Parting with Greene in 1968, Eula went into theatre where his work on a Broadway production of Private Lives earned him a Tony Award. He also designed sets and costumes for Dances At a Gathering (1969) and later costumes for The Goldberg Variations at the request of Jerome Robbins of the New York City Ballet.

In the early 70s Joe Eula was a freelance creative art director consultant to Halston Ltd., American Vogue, Interview magazine, and numerous publications.

In 1973, he designed the backdrop of a presentation by five American designers (including Halston) to five French couturiers at Versailles.

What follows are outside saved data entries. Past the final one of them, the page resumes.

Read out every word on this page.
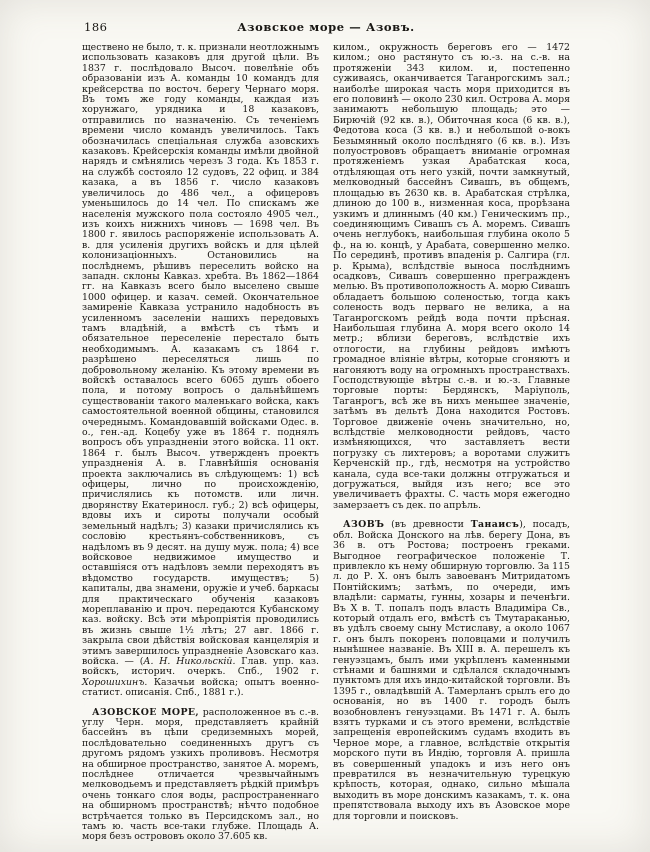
186	Азовское море — Азовъ.

ществено не было, т. к. признали неотложнымъ использовать казаковъ для другой цѣли. Въ 1837 г. послѣдовало Высоч. повелѣніе объ образованіи изъ А. команды 10 командъ для крейсерства по восточ. берегу Чернаго моря. Въ томъ же году команды, каждая изъ хорунжаго, урядника и 18 казаковъ, отправились по назначенію. Съ теченіемъ времени число командъ увеличилось. Такъ обозначилась спеціальная служба азовскихъ казаковъ. Крейсерскія команды имѣли двойной нарядъ и смѣнялись черезъ 3 года. Къ 1853 г. на службѣ состояло 12 судовъ, 22 офиц. и 384 казака, а въ 1856 г. число казаковъ увеличилось до 486 чел., а офицеровъ уменьшилось до 14 чел. По спискамъ же населенія мужского пола состояло 4905 чел., изъ коихъ нижнихъ чиновъ — 1698 чел. Въ 1800 г. явилось распоряженіе использовать А. в. для усиленія другихъ войскъ и для цѣлей колонизаціонныхъ. Остановились на послѣднемъ, рѣшивъ переселить войско на западн. склоны Кавказ. хребта. Въ 1862—1864 гг. на Кавказъ всего было выселено свыше 1000 офицер. и казач. семей. Окончательное замиреніе Кавказа устранило надобность въ усиленномъ заселеніи нашихъ передовыхъ тамъ владѣній, а вмѣстѣ съ тѣмъ и обязательное переселеніе перестало быть необходимымъ. А. казакамъ съ 1864 г. разрѣшено переселяться лишь по добровольному желанію. Къ этому времени въ войскѣ оставалось всего 6065 душъ обоего пола, и потому вопросъ о дальнѣйшемъ существованіи такого маленькаго войска, какъ самостоятельной военной общины, становился очереднымъ. Командовавшій войсками Одес. в. о., ген.-ад. Коцебу уже въ 1864 г. поднялъ вопросъ объ упраздненіи этого войска. 11 окт. 1864 г. былъ Высоч. утвержденъ проектъ упраздненія А. в. Главнѣйшія основанія проекта заключались въ слѣдующемъ: 1) всѣ офицеры, лично по происхожденію, причислялись къ потомств. или личн. дворянству Екатериносл. губ.; 2) всѣ офицеры, вдовы ихъ и сироты получали особый земельный надѣлъ; 3) казаки причислялись къ сословію крестьянъ-собственниковъ, съ надѣломъ въ 9 десят. на душу муж. пола; 4) все войсковое недвижимое имущество и оставшіяся отъ надѣловъ земли переходятъ въ вѣдомство государств. имуществъ; 5) капиталы, два знамени, оружіе и учеб. баркасы для практическаго обученія казаковъ мореплаванію и проч. передаются Кубанскому каз. войску. Всѣ эти мѣропріятія проводились въ жизнь свыше 1½ лѣтъ; 27 авг. 1866 г. закрыла свои дѣйствія войсковая канцелярія и этимъ завершилось упраздненіе Азовскаго каз. войска. — (А. Н. Никольскій. Глав. упр. каз. войскъ, историч. очеркъ. Спб., 1902 г. Хорошихинъ. Казачьи войска; опытъ военно-статист. описанія. Спб., 1881 г.).

АЗОВСКОЕ МОРЕ, расположенное въ с.-в. углу Черн. моря, представляетъ крайній бассейнъ въ цѣпи средиземныхъ морей, послѣдовательно соединенныхъ другъ съ другомъ рядомъ узкихъ проливовъ. Несмотря на обширное пространство, занятое А. моремъ, послѣднее отличается чрезвычайнымъ мелководьемъ и представляетъ рѣдкій примѣръ очень тонкаго слоя воды, распространеннаго на обширномъ пространствѣ; нѣчто подобное встрѣчается только въ Персидскомъ зал., но тамъ ю. часть все-таки глубже. Площадь А. моря безъ острововъ около 37.605 кв.

килом., окружность береговъ его — 1472 килом.; оно растянуто съ ю.-з. на с.-в. на протяженіи 343 килом. и, постепенно суживаясь, оканчивается Таганрогскимъ зал.; наиболѣе широкая часть моря приходится въ его половинѣ — около 230 кил. Острова А. моря занимаютъ небольшую площадь; это — Бирючій (92 кв. в.), Обиточная коса (6 кв. в.), Федотова коса (3 кв. в.) и небольшой о-вокъ Безымянный около послѣдняго (6 кв. в.). Изъ полуострововъ обращаетъ вниманіе огромная протяженіемъ узкая Арабатская коса, отдѣляющая отъ него узкій, почти замкнутый, мелководный бассейнъ Сивашъ, въ общемъ, площадью въ 2630 кв. в. Арабатская стрѣлка, длиною до 100 в., низменная коса, прорѣзана узкимъ и длиннымъ (40 км.) Геническимъ пр., соединяющимъ Сивашъ съ А. моремъ. Сивашъ очень неглубокъ, наибольшая глубина около 5 ф., на ю. концѣ, у Арабата, совершенно мелко. По серединѣ, противъ впаденія р. Салгира (гл. р. Крыма), вслѣдствіе выноса послѣднимъ осадковъ, Сивашъ совершенно прегражденъ мелью. Въ противоположность А. морю Сивашъ обладаетъ большою соленостью, тогда какъ соленость водъ перваго не велика, а на Таганрогскомъ рейдѣ вода почти прѣсная. Наибольшая глубина А. моря всего около 14 метр.; вблизи береговъ, вслѣдствіе ихъ отлогости, на глубины рейдовъ имѣютъ громадное вліяніе вѣтры, которые сгоняютъ и нагоняютъ воду на огромныхъ пространствахъ. Господствующіе вѣтры с.-в. и ю.-з. Главные торговые порты: Бердянскъ, Маріуполь, Таганрогъ, всѣ же въ нихъ меньшее значеніе, затѣмъ въ дельтѣ Дона находится Ростовъ. Торговое движеніе очень значительно, но, вслѣдствіе мелководности рейдовъ, часто измѣняющихся, что заставляетъ вести погрузку съ лихтеровъ; а воротами служитъ Керченскій пр., гдѣ, несмотря на устройство канала, суда все-таки должны отгружаться и догружаться, выйдя изъ него; все это увеличиваетъ фрахты. С. часть моря ежегодно замерзаетъ съ дек. по апрѣль.

АЗОВЪ (въ древности Танаисъ), посадъ, обл. Войска Донского на лѣв. берегу Дона, въ 36 в. отъ Ростова; построенъ греками. Выгодное географическое положеніе Т. привлекло къ нему обширную торговлю. За 115 л. до Р. Х. онъ былъ завоеванъ Митридатомъ Понтійскимъ; затѣмъ, по очереди, имъ владѣли: сарматы, гунны, хозары и печенѣги. Въ Х в. Т. попалъ подъ власть Владиміра Св., который отдалъ его, вмѣстѣ съ Тмутараканью, въ удѣлъ своему сыну Мстиславу, а около 1067 г. онъ былъ покоренъ половцами и получилъ нынѣшнее названіе. Въ XIII в. А. перешелъ къ генуэзцамъ, былъ ими укрѣпленъ каменными стѣнами и башнями и сдѣлался складочнымъ пунктомъ для ихъ индо-китайской торговли. Въ 1395 г., овладѣвшій А. Тамерланъ срылъ его до основанія, но въ 1400 г. городъ былъ возобновленъ генуэзцами. Въ 1471 г. А. былъ взятъ турками и съ этого времени, вслѣдствіе запрещенія европейскимъ судамъ входить въ Черное море, а главное, вслѣдствіе открытія морского пути въ Индію, торговля А. пришла въ совершенный упадокъ и изъ него онъ превратился въ незначительную турецкую крѣпость, которая, однако, сильно мѣшала выходить въ море донскимъ казакамъ, т. к. она препятствовала выходу ихъ въ Азовское море для торговли и поисковъ.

Due to a botched conversion from imperial to metric units, the drapery they were to use came out short. He famously remedied the situation by adding a white paper strip and sketching the Eiffel Tower with black stove paint and a broom. He was to remain at Halston as a creative director for most of the 70s.

He began consulting for the newly created Halston Enterprise Inc. in 1974, serving as creative director of all Halston images, ad campaigns, and collections from 1974 to 1980.

Eula was artistic director and costume designer for the 1979 musical Got tu Go Disco, a box-office flop on Broadway.

== Death ==
Eula died in hospital on October 27, 2004, at the age of 79, in Kingston, New York. He had been hospitalized for pneumonia and a bad reaction to his chemotherapy. At the time of his death, Eula lived in Manhattan and Hurley, New York.

== Commemoration ==
In 2008 Joe Eula was highlighted as an iconic illustrator in the Line of Fashion Design exhibition at the Leslie Lohman Art Foundation, NY. The following year, 2009, the exhibition was expanded and shown at the Society of Illustrators, NY. Chris Royer contributed several key Joe Eula artworks for the exhibitions.

In 2014 Abigail Franzen-Sheehan edited Halston and Andy Warhol: Silver and Suede, a book published by Abrahms, to which Chris Royer was one of the contributors, as well as an advisor, and supplied selected pieces of Joe Eula artwork for the book.

In 2020 several Joe Eula artworks were shown at the exhibition Fashion Illustration: The Visionaries: A Century of Illustrations from the Frances Neady Collection, by the Society of Illustrators, NY. Chris Royer donated selected Joe Eula artwork from her private collection to the Frances Neady Permanent Collection. Also contributed a short video, Halstonette Memoirs: Joe Eula, produced under CRC Inc. for the exhibition.